Let’s look at Chagrin Falls in the fall of 1918. The population was approximately 2, 237 according to the 1920 census. The village was not yet a bedroom community although the Interurban made commuting to or from Cleveland and the eastside convenient. The country was in the midst of World War I and industries were placed on a war time footing. The Exponent newspaper printed letters written home from young men from the village serving overseas and in training camps in the U.S. and along about October of 1918, the village began to feel the effects of the Spanish Flu.
The Public Health response to the epidemic originated with the State of Ohio. In early Octoberof 1918 the state issued a statement saying that while physicians were not required by law to report cases of influenza to the health authorities, they were requested to do so “as a means ofhelping guard the public and to prevent interference with war industries.” Up to that point, there were no large outbreaks reported in Ohio although graduate nurses and nursing students were ordered to register with their local Red Cross (our chapter was known as the Squaw Rock Chapter.)Advice given back then sounds familiar today, including the following:
1. Avoid crowds
2. Avoid the breath or expelled secretions from people suffering colds
3. All those caring for flu patients should wear masks
4. Don’t spit on the sidewalk
Two weeks later, life in the village changed drastically. The Oct. 17 Exponent reported that the previous week, a large Liberty Bond parade was held by students and teachers who walked through town, followed by an enthusiastic rally complete with speeches and musical numbers in Assembly Hall. Shortly thereafter, Chagrin Falls Public Health Officer J. B Huggett, citing orders from the State Board of Health, ordered the “picture shows, churches, lodge meetings, dances and other public places of assembly in the village closed for two weeks.” Huggett wanted to close the schools as well, as had been done in Chardon, Burton and Cleveland, but since there were no confirmed cases of the flu in the village, although there were some suspected cases, closing was briefly deferred. A week later the schools were closed for at least two weeks. Two confirmed cases were reported which was considered “remarkable in view of the continued travel to and from the city (Cleveland) where the malady is epidemic.” Local shops and businesses remained open. In fact, the Adams Bag factory continued to advertise for employees to replace the men who had gone off to war.

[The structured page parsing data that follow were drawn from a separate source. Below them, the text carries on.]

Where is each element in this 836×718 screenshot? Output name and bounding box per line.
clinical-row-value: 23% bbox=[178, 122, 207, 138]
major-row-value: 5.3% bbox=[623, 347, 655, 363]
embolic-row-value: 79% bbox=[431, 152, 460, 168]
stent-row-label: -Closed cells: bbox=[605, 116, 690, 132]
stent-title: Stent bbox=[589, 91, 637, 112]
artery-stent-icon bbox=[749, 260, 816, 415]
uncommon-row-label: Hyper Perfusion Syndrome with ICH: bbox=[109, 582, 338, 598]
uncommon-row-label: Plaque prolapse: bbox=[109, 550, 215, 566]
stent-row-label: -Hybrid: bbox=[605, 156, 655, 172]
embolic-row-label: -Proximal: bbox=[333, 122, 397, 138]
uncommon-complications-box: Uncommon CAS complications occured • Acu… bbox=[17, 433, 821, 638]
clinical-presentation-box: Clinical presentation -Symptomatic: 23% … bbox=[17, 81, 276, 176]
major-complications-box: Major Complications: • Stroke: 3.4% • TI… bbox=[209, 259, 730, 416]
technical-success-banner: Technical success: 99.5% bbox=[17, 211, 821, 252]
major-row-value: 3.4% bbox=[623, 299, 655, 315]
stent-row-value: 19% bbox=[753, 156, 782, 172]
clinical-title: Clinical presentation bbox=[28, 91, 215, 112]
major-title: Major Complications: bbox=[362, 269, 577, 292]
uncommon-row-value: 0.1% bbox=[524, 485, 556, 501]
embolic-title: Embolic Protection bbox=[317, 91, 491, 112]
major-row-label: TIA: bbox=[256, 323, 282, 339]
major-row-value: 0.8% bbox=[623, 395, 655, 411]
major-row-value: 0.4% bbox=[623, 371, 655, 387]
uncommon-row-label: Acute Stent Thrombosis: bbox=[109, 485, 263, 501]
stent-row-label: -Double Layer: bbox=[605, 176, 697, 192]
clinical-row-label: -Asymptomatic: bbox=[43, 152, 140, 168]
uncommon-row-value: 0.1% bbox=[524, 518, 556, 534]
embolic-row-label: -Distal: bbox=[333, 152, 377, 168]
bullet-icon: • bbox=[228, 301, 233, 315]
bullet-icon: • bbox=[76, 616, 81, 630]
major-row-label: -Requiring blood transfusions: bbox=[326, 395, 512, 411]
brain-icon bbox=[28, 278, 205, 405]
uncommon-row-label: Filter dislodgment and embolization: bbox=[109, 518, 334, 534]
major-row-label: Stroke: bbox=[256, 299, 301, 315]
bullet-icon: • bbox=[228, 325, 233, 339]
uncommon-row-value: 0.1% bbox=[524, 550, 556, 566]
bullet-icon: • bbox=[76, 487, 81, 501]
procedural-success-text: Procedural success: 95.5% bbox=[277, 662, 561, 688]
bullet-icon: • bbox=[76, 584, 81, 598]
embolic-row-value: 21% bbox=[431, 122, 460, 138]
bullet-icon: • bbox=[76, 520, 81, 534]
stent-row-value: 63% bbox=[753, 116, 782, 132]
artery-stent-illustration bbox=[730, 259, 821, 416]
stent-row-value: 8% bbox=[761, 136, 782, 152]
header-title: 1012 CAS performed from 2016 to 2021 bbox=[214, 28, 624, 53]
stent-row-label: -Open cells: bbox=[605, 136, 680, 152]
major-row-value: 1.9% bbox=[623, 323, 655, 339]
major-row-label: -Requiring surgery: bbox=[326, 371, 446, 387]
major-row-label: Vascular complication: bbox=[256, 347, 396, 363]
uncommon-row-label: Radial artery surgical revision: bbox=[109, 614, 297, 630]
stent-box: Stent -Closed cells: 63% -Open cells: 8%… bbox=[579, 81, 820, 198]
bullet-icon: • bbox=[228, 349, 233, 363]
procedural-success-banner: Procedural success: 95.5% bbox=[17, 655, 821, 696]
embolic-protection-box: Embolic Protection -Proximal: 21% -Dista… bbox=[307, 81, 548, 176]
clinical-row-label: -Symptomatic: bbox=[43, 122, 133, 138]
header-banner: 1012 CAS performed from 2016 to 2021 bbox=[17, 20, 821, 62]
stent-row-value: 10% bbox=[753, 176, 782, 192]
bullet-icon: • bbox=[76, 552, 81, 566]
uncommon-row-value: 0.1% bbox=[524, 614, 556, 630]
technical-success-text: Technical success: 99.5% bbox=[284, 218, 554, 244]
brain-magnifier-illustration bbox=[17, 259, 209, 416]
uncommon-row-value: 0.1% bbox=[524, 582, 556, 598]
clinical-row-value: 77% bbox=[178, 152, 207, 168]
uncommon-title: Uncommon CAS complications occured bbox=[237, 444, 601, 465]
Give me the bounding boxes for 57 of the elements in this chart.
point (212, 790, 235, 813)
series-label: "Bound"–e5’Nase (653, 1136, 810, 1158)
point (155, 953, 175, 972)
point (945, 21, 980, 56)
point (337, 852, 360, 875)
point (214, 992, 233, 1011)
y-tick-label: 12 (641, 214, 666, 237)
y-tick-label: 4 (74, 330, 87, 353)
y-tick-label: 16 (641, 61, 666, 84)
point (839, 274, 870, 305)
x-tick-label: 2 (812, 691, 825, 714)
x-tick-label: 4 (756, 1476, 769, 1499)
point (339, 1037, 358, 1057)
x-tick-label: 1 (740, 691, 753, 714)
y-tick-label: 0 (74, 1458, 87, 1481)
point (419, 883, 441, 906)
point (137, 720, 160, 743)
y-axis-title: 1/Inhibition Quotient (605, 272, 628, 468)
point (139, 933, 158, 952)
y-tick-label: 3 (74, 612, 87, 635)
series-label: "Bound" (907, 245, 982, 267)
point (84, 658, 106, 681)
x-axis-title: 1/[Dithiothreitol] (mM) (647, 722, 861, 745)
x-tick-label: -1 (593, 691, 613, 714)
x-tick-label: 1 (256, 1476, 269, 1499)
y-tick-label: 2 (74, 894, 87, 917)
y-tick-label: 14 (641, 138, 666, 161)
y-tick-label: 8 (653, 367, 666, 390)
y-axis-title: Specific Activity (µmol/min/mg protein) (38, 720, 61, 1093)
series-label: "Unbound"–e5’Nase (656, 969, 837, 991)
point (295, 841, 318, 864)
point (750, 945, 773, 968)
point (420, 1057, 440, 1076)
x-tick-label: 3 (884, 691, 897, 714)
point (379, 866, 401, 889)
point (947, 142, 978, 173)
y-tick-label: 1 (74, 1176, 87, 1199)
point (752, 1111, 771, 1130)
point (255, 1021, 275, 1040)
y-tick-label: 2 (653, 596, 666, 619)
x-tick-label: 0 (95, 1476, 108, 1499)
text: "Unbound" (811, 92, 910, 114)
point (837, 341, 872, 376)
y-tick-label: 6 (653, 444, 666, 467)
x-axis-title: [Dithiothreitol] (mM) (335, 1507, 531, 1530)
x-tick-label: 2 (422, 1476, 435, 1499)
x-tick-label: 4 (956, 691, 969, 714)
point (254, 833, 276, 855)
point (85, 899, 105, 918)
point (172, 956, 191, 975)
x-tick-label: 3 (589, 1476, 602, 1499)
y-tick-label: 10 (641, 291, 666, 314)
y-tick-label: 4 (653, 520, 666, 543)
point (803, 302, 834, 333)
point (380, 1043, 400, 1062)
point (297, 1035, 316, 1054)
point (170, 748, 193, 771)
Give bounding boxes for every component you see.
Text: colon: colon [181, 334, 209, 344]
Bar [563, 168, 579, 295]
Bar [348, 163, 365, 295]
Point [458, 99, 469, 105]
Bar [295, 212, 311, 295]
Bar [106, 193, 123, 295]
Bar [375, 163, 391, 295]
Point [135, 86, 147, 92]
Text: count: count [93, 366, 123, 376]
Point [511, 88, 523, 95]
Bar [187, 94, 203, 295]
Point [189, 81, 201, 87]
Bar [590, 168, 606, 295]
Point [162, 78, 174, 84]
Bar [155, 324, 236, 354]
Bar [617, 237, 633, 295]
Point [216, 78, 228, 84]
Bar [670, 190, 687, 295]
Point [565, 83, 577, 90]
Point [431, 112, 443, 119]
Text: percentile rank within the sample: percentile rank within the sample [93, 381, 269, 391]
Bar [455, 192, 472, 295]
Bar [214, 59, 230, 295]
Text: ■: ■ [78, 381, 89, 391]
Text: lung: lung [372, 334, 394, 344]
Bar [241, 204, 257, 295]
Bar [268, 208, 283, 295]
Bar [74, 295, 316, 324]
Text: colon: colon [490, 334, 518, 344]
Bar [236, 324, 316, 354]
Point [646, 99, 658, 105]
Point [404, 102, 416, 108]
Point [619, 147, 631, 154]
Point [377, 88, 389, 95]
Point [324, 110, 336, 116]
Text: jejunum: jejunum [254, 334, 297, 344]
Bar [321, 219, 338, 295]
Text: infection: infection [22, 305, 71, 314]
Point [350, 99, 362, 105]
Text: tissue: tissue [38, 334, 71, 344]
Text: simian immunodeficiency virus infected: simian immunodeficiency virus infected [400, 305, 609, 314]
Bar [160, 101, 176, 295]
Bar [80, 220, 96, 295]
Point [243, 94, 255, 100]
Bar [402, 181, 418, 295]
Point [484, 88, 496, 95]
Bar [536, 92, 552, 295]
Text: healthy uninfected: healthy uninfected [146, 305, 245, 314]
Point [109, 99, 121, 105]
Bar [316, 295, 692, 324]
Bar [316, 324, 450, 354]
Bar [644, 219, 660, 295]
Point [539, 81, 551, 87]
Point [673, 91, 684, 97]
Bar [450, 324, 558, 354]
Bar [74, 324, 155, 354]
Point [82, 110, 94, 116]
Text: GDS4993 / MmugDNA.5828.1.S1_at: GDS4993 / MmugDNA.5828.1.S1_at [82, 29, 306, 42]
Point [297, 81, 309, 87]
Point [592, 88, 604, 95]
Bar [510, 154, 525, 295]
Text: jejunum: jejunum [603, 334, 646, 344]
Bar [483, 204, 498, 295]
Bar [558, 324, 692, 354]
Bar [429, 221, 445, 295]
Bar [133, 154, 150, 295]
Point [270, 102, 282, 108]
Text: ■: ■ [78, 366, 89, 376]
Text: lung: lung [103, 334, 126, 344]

On Nov. 4 it was reported that, “Undue haste in reopening places of public gathering closed because of the influenza epidemic was decried by the State Department of Health. Premature relaxation of closing orders may wipe out most of the good which such orders have accomplished.”
That being said, when news arrived of the cessation of fighting in France on Nov. 11, the town went wild. An impromptu parade was held early in the day with another held that evening. The cannon was dragged to the top of Grove Hill and fired. The day was declared a village holiday and all thoughts of a general quarantine were gone.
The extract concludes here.